What a lovely insight! Those things, along with poring over the newly-discovered journal, albums, and letters from a century ago help them reconnect and restore their friendship. Those moments remind them that they have much more in common than the memory of the tragedy that tore them apart, and reassure them that their bonds are not hopelessly severed, that they can depend on each other again.
When Sarah finds her great grandmother Caro’s journal, she discovers that Caro and her friends had founded the Lakeside Ladies’ Aid Society, a group of wealthy women who loaned money to poorer women in need before social security and welfare were promulgated. Were there groups such as this around during the 1920s through the Depression era?
Women’s social and community clubs were hugely important from roughly the 1880s through the 1960s and ‘70s, but especially in new towns and rural communities in the west. Pioneering was often lonely and isolating, and farm and ranch women sometimes went weeks or even months without seeing another woman. I remembered my own mother’s involvement in church groups and the ways that good deeds were often done behind the scenes. It wasn’t much of a stretch to create the Lakeside Ladies’ Aid Society, a sort of secret “good works” club.
Sarah also learns that she isn’t the only one suffering nightmares. Is this a true haunting since it’s recurred over the last 100 years?
One theory about such visitations is that they are tied to the site of an unsolved or unrectified death. That’s very much the case here, though I think I can say without giving too much away that what the spirit—if I can call it that—wants is not revenge, but a sort of fulfillment.
Is Bitterroot Lake the first in a series?

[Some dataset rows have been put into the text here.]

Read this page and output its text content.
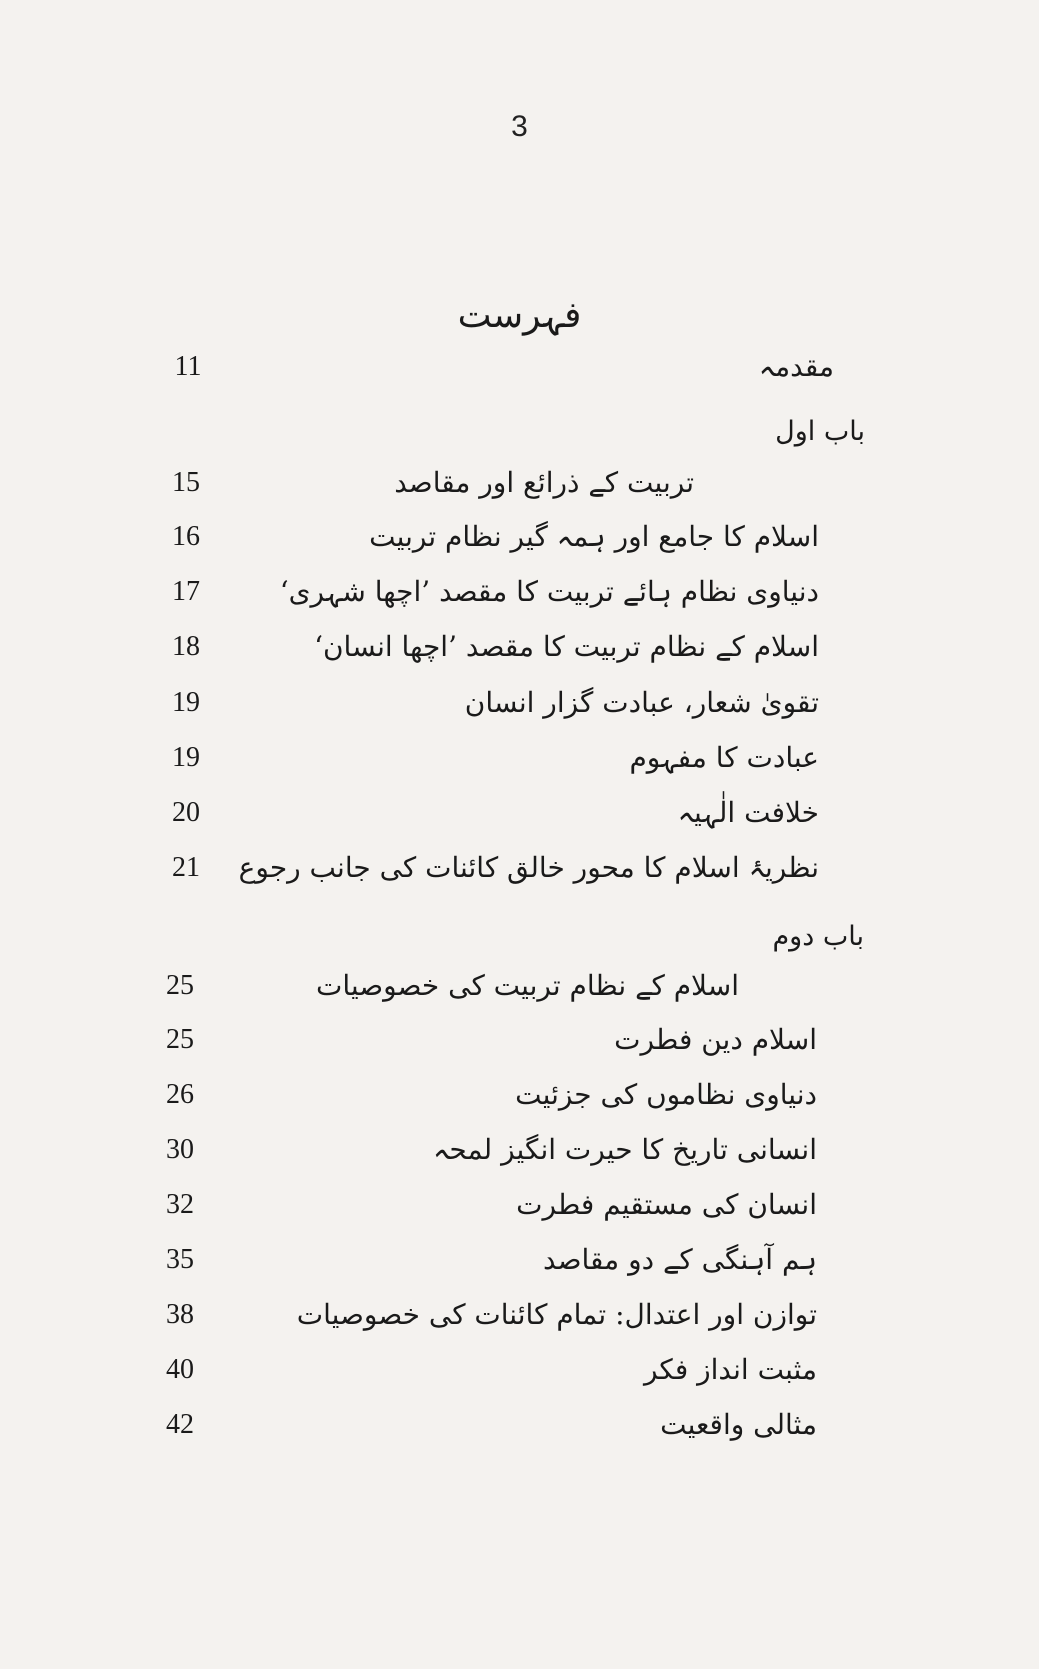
3
فہرست
مقدمہ
11
باب اول
تربیت کے ذرائع اور مقاصد
15
اسلام کا جامع اور ہمہ گیر نظام تربیت
16
دنیاوی نظام ہائے تربیت کا مقصد ’اچھا شہری‘
17
اسلام کے نظام تربیت کا مقصد ’اچھا انسان‘
18
تقویٰ شعار، عبادت گزار انسان
19
عبادت کا مفہوم
19
خلافت الٰہیہ
20
نظریۂ اسلام کا محور خالق کائنات کی جانب رجوع
21
باب دوم
اسلام کے نظام تربیت کی خصوصیات
25
اسلام دین فطرت
25
دنیاوی نظاموں کی جزئیت
26
انسانی تاریخ کا حیرت انگیز لمحہ
30
انسان کی مستقیم فطرت
32
ہم آہنگی کے دو مقاصد
35
توازن اور اعتدال: تمام کائنات کی خصوصیات
38
مثبت انداز فکر
40
مثالی واقعیت
42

The book came about in a bit of an unusual way. My agent and I pitched a traditional mystery series, and got some interest, but Terri Bischoff at Crooked Lane thought the first in the series had the potential to be a standalone. I’d been very much interested in that, and after working with Terri at Midnight Ink, I trusted her judgment. Writing a standalone is different from writing a series—each decision, from setting to tone to subplots and more, can be made with just the one story in mind, and all the story questions need to be answered, since this is the one time your reader will meet these characters. And the tone and voice are different from my series books, which is probably why you didn’t recognize me as the author—I love that, by the way! So while the series potential exists, I have no plans for a series now.
What are you writing now?
I’m finishing edits for Carried to the Grave, a collection of Food Lovers’ Village short stories slated for summer; it includes a historical prequel set in 1910 featuring the contemporary protagonist’s great-grandparents. And I’m writing the next Spice Shop mystery, which should be out in spring 2022.
Thanks for having me here today, Elaine, and for great questions!